We all know how the fairy tale The Little Red Riding Hood goes. A young girl gets tricked by a sly wolf on the way to her grandmother’s home and gets eaten. Growing up, we’re left with an important moral lesson from stories like these and our parents warnings to be careful with strangers. Straying from the path can be your undoing. But what if that story was flipped entirely on its head?
To Kill a Wolf is Kelsey Taylor’s feature debut that twists and reimagines the classic tale we all know and love into something darker, disturbing and more relevant than ever. In many ways it is powerful to see a children’s story examined through the lens of sexual abuse. Encouraging awareness and safety of children and teens, advocating for the protection of their innocence in a world so hungry to strip it away.

Exploring a rural area in Oregon wilderness, trapped in snowy terrains. We get the sense that this quiet, desolate place is buried with a lot of forgotten memories and wounds that never got to heal. Immediately, the film starts with blistering urgency as we see a young girl called Dani (Maddison Brown) run across the woods away from something or someone, showing no signs of slowing down. We don’t exactly know why and discovering the root of her desperation reveals a much darker truth about people around us.
Meanwhile, The Woodsman and social pariah (Ivan Martin) grapples with his own turmoil as a former drunk driver, guilt-ridden by his past. You see him cold, stoic, and isolated in his cabin, wandering the forest as a lone wolf. Though he finds animal traps and decides to sabotage them all to derail business vultures in the town. The Woodsman stumbles upon Dani, lying in the woods, and decides against his best interests to take her to his home. Giving her a bed to rest on and food to eat. Wondering what could possibly lead a teenager to run away from home and choose to sleep in the woods, an even greater danger to her.

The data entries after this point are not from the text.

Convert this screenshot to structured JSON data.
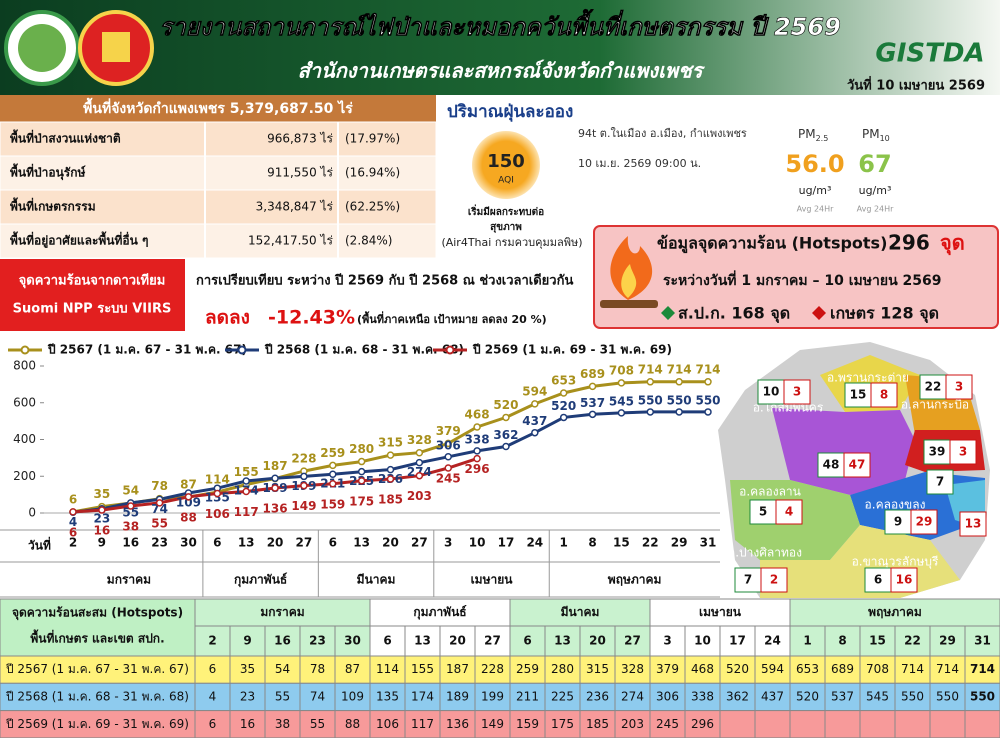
{
  "header": {
    "title": "รายงานสถานการณ์ไฟป่าและหมอกควันพื้นที่เกษตรกรรม ปี 2569",
    "subtitle": "สำนักงานเกษตรและสหกรณ์จังหวัดกำแพงเพชร",
    "logo_text": "GISTDA",
    "date": "วันที่ 10 เมษายน 2569"
  },
  "area_table": {
    "title": "พื้นที่จังหวัดกำแพงเพชร 5,379,687.50 ไร่",
    "rows": [
      [
        "พื้นที่ป่าสงวนแห่งชาติ",
        "966,873 ไร่",
        "(17.97%)"
      ],
      [
        "พื้นที่ป่าอนุรักษ์",
        "911,550 ไร่",
        "(16.94%)"
      ],
      [
        "พื้นที่เกษตรกรรม",
        "3,348,847 ไร่",
        "(62.25%)"
      ],
      [
        "พื้นที่อยู่อาศัยและพื้นที่อื่น ๆ",
        "152,417.50 ไร่",
        "(2.84%)"
      ]
    ]
  },
  "pm": {
    "title": "ปริมาณฝุ่นละออง",
    "station": "94t ต.ในเมือง อ.เมือง, กำแพงเพชร",
    "time": "10 เม.ย. 2569 09:00 น.",
    "aqi": 150,
    "aqi_unit": "AQI",
    "status_line1": "เริ่มมีผลกระทบต่อ",
    "status_line2": "สุขภาพ",
    "source": "(Air4Thai กรมควบคุมมลพิษ)",
    "pm25": {
      "label": "PM",
      "sub": "2.5",
      "value": "56.0",
      "unit": "ug/m³",
      "note": "Avg 24Hr"
    },
    "pm10": {
      "label": "PM",
      "sub": "10",
      "value": 67,
      "unit": "ug/m³",
      "note": "Avg 24Hr"
    }
  },
  "hotspots": {
    "title": "ข้อมูลจุดความร้อน (Hotspots)",
    "total": 296,
    "unit": "จุด",
    "period": "ระหว่างวันที่ 1 มกราคม – 10 เมษายน 2569",
    "spk": "ส.ป.ก. 168 จุด",
    "kaset": "เกษตร 128 จุด"
  },
  "satellite": {
    "line1": "จุดความร้อนจากดาวเทียม",
    "line2": "Suomi NPP ระบบ VIIRS"
  },
  "comparison": {
    "text": "การเปรียบเทียบ ระหว่าง ปี 2569 กับ ปี 2568 ณ ช่วงเวลาเดียวกัน",
    "change_label": "ลดลง",
    "change": "-12.43%",
    "note": "(พื้นที่ภาคเหนือ เป้าหมาย ลดลง 20 %)"
  },
  "chart_data": {
    "type": "line",
    "x_label": "วันที่",
    "categories": [
      2,
      9,
      16,
      23,
      30,
      6,
      13,
      20,
      27,
      6,
      13,
      20,
      27,
      3,
      10,
      17,
      24,
      1,
      8,
      15,
      22,
      29,
      31
    ],
    "x_groups": [
      {
        "label": "มกราคม",
        "span": 5
      },
      {
        "label": "กุมภาพันธ์",
        "span": 4
      },
      {
        "label": "มีนาคม",
        "span": 4
      },
      {
        "label": "เมษายน",
        "span": 4
      },
      {
        "label": "พฤษภาคม",
        "span": 6
      }
    ],
    "series": [
      {
        "name": "ปี 2567 (1 ม.ค. 67 - 31 พ.ค. 67)",
        "color": "#a8901c",
        "row_color": "#fff27a",
        "values": [
          6,
          35,
          54,
          78,
          87,
          114,
          155,
          187,
          228,
          259,
          280,
          315,
          328,
          379,
          468,
          520,
          594,
          653,
          689,
          708,
          714,
          714,
          714
        ]
      },
      {
        "name": "ปี 2568 (1 ม.ค. 68 - 31 พ.ค. 68)",
        "color": "#1f3c78",
        "row_color": "#8ecbee",
        "values": [
          4,
          23,
          55,
          74,
          109,
          135,
          174,
          189,
          199,
          211,
          225,
          236,
          274,
          306,
          338,
          362,
          437,
          520,
          537,
          545,
          550,
          550,
          550
        ]
      },
      {
        "name": "ปี 2569 (1 ม.ค. 69 - 31 พ.ค. 69)",
        "color": "#b52222",
        "row_color": "#f79a9a",
        "values": [
          6,
          16,
          38,
          55,
          88,
          106,
          117,
          136,
          149,
          159,
          175,
          185,
          203,
          245,
          296,
          null,
          null,
          null,
          null,
          null,
          null,
          null,
          null
        ]
      }
    ],
    "ylim": [
      0,
      800
    ],
    "yticks": [
      0,
      200,
      400,
      600,
      800
    ],
    "grid": false,
    "legend": "top"
  },
  "table": {
    "header_line1": "จุดความร้อนสะสม (Hotspots)",
    "header_line2": "พื้นที่เกษตร และเขต สปก."
  },
  "map": {
    "districts": [
      {
        "name": "อ.โกสัมพีนคร",
        "spk": 10,
        "kaset": 3
      },
      {
        "name": "อ.พรานกระต่าย",
        "spk": 15,
        "kaset": 8
      },
      {
        "name": "อ.ลานกระบือ",
        "spk": 22,
        "kaset": 3
      },
      {
        "name": null,
        "spk": 39,
        "kaset": 3
      },
      {
        "name": null,
        "spk": 48,
        "kaset": 47
      },
      {
        "name": "อ.คลองลาน",
        "spk": 5,
        "kaset": 4
      },
      {
        "name": null,
        "spk": 7,
        "kaset": null
      },
      {
        "name": "อ.คลองขลุง",
        "spk": 9,
        "kaset": 29
      },
      {
        "name": null,
        "spk": null,
        "kaset": 13
      },
      {
        "name": "อ.ปางศิลาทอง",
        "spk": 7,
        "kaset": 2
      },
      {
        "name": "อ.ขาณุวรลักษบุรี",
        "spk": 6,
        "kaset": 16
      }
    ]
  }
}
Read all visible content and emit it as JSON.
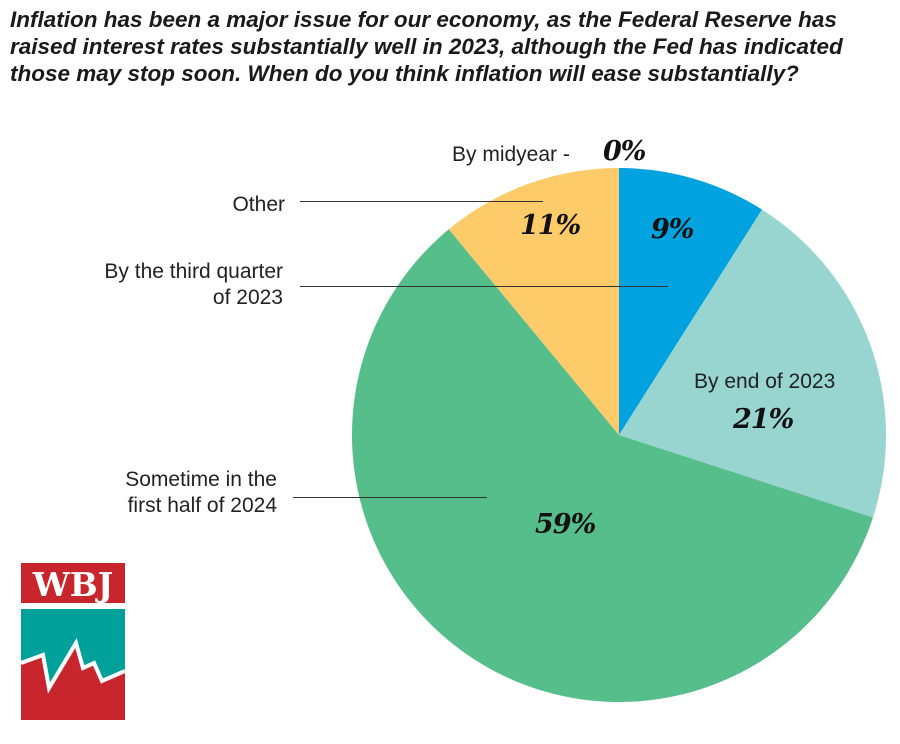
{
  "chart_data": {
    "type": "pie",
    "title": "Inflation has been a major issue for our economy, as the Federal Reserve has raised interest rates substantially well in 2023, although the Fed has indicated those may stop soon. When do you think inflation will ease substantially?",
    "slices": [
      {
        "label": "By midyear",
        "value": 0,
        "display": "0%",
        "color": "#ffffff"
      },
      {
        "label": "By the third quarter of 2023",
        "value": 9,
        "display": "9%",
        "color": "#00a3df"
      },
      {
        "label": "By end of 2023",
        "value": 21,
        "display": "21%",
        "color": "#98d5d1"
      },
      {
        "label": "Sometime in the first half of 2024",
        "value": 59,
        "display": "59%",
        "color": "#56be8b"
      },
      {
        "label": "Other",
        "value": 11,
        "display": "11%",
        "color": "#fecb6b"
      }
    ],
    "label_texts": {
      "midyear": "By midyear -",
      "other": "Other",
      "third_q_1": "By the third quarter",
      "third_q_2": "of 2023",
      "end_2023": "By end of 2023",
      "h1_2024_1": "Sometime in the",
      "h1_2024_2": "first half of 2024"
    }
  },
  "logo": {
    "text": "WBJ",
    "red": "#c8252c",
    "teal": "#00a19a"
  }
}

The wilderness was effectively used to create an isolated space. Emphasising the powerlessness and vulnerability Dani is going through. Cleverly juxtaposing The Woodsman’s loneliness and lack of touch with humanity as a grieving man. He shouldn’t care, yet he chooses to help her and give her a home. Humans are very contradictory beings. We often act on survival instinct and impulses. So quickly do we toss away our concern for others as we fight for our own livelihood. Yet we are inherently empathy machines that compel us to want to intervene and fight for the lives of others. Dani could have easily been ignored, and there seemingly is nothing in it for him, but it’s the act of goodness and what’s right that draws him to save her.
From then on, they forge a growing bond filled with understanding and mutual respect after being at odds with each other as strangers. Ivan Martin performs with responsibility, balancing concern and humour naturally, making his character’s sobering growth feel earned. While Maddison Brown shows natural expertise in portraying a reticent teen burdened with guilt and blame unfairly misplaced on her. And the constant fear and reluctance to confront her past demons. Their shared trauma as they reconcile with their past experiences forces them to realise something deeper about themselves.
The Woodsman takes Dani to her grandma’s home only to learn she has been dead for a while now. Raising concerns for Dani who insists on keeping to herself in a vacant home. Shying away from communicating with any living relatives nearby. Clearly something has happened for her to act this way about her own family. The secret that awaits us paints a depressing truth that shocks you at your core. The wolf we thought to be the woodsman in the wild was a misdirection for something more sinister at home.
Rich with an undercurrent of locked emotions and the fear of something hidden that we must avert our eyes from. There is a sense that a looming threat overwhelms the shadows formed behind us. That sometimes it’s not what is distant from us that we should be most wary of. The gorgeous cinematographic style (D.P. Adam Lee) and the melancholic score accentuates this sombre mood. Emphasising the reserved nature of the film, deftly handled by director Kelsey. Creating a mystical atmosphere, capturing magic of a fairy tale but grounding it to the reality that we live in. Shrouding you in perturbed darkness.

In an era of constant remakes and adaptations of major franchise. It can get tiring to see stories we are so familiar with be retold through uninspired means. There’s this fear that creatives are running out of ideas. Or that studios want to play it safe, avoiding original stories entirely and banking on our nostalgia. This makes adapting a story for your first film all the more challenging because you’re already fighting against set expectations and the concern of re-treading old ground. Yet, not only does Kelsey rise above that challenge, but she also welcomes it with a point to prove. Her film may be an adaptation, but it’s not the typical retelling you’d expect. In fact, it’s the opposite.
Overall, Kelsey Taylor delivers an assured debut. Giving the viewers a sense of dread and paranoia that survivors have to live with every day in the wild. Backed by strong, understated performances by Ivan and Maddison, who express a lot of deep-seated pain without needing to say much. Sometimes the monsters that are waiting to take advantage of us are not strangers outside but someone close to us inside.
⭐⭐⭐⭐
Rating: 4 out of 5.To Kill A Wolf Premiered at the Edinburgh International Film Festival on the 18th of August.